What we will see on the TV tape is an example of the slant from Braylon Edwards to the closed (strong) side with Holmes running the fade off of the “pick” from a slot alignment to the open (weak) side. By using the “pick,” the Jets get a fade route from the No.2 alignment—and that is tough to defend. Let’s check out the replay and get into some coaching points.

Coaching points…

1. The “pick” action: Focus on the open side of formation with the Jets in their Posse (311) personnel (3 WR, 1 TE, 1 RB). The No.1 receiver (X) has a basic assignment here: make the “pick” look like a route. And all he has to do is impact the defensive back playing over Holmes in the slot. Force him to go underneath the “pick,” over the top (as we see here) or right through his release. He is not a primary target in the route scheme, because he is on the field for one reason—to create space for the No.2 receiver.
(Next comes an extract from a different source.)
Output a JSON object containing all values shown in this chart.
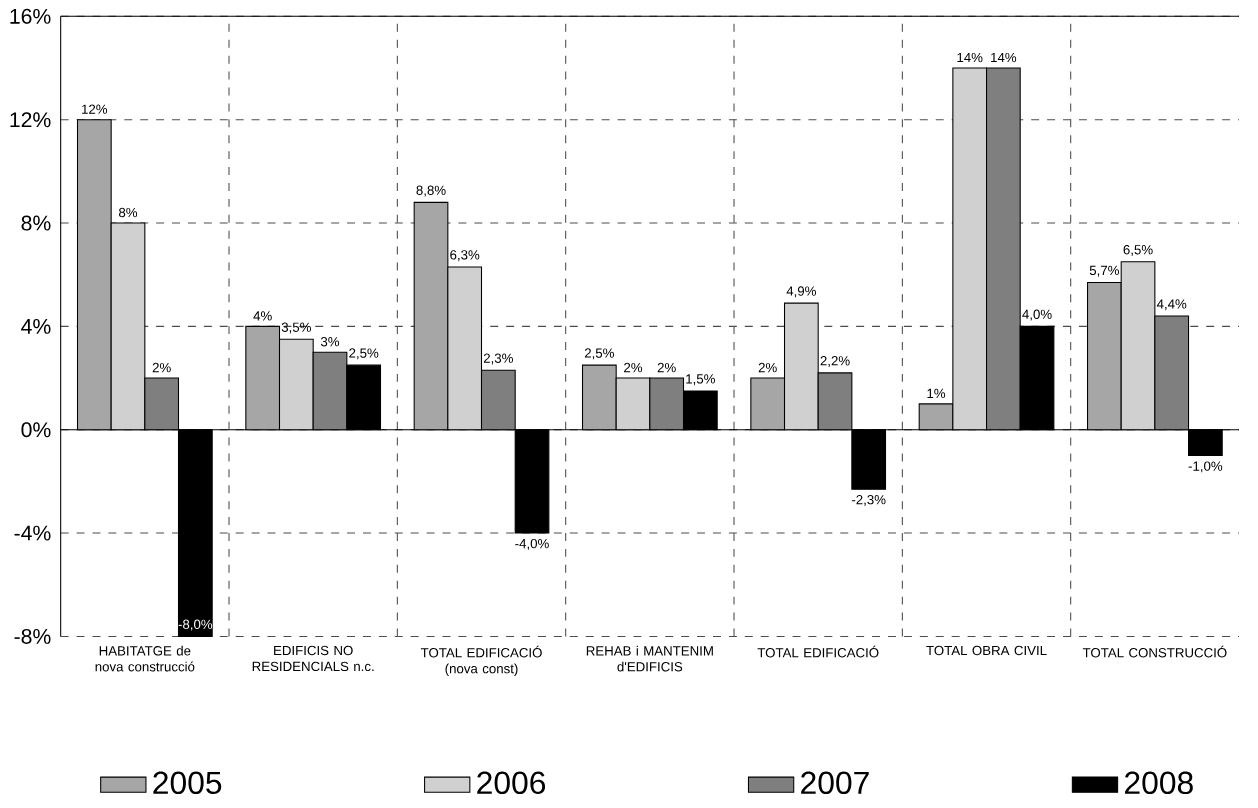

Mark SanchezICONThe throw from Sanchez on the up field shoulder is ideal on the fade route.

2. Holmes' route: Go back to the TV tape. Holmes uses a stutter move at the snap of the ball to set up the CB. Force him to hesitate and then use the “pick” to stem his route to the corner of the end zone. It can be viewed as a “wheel route,” but what we are looking at is a fade route from the slot receiver. With the CB beat to the inside, Holmes now just has to run to a spot to catch the ball. Perfect setup.

3. Defending the “pick” play: Two thoughts behind this. If you are going to play from an off-man position (like we see from the Texans), the CB has to take an angle to the receiver that will allow him to make a play on ball. On the replay, the CB takes a flat angle—and that isn’t the proper technique. Instead, take an angle that puts you in a position to play the “up field” shoulder of the WR. However, from my perspective, there is no need to play off-man coverage inside of the 10-yard line—because there are too many opportunities to get beat. Align in a press-man look and attack the WR. Disrupt his release and force the “pick” to come right through you—which should draw a flag. Bottom line: don’t give the WR room to breathe inside of the 10-yard line and play physical when Cover 0 is called in the huddle.

4. The throw from Sanchez: Give the Jets’ QB some real credit here—because the throw is perfect for the situation of the game. Put the ball on the up field shoulder of the WR (away from the defender’s leverage). In reality, you are throwing to a spot on the field and this is drilled every week in practice. Back corner of the end zone where only the WR has a chance to make the play. Great call by the Jets to steal a win from Houston.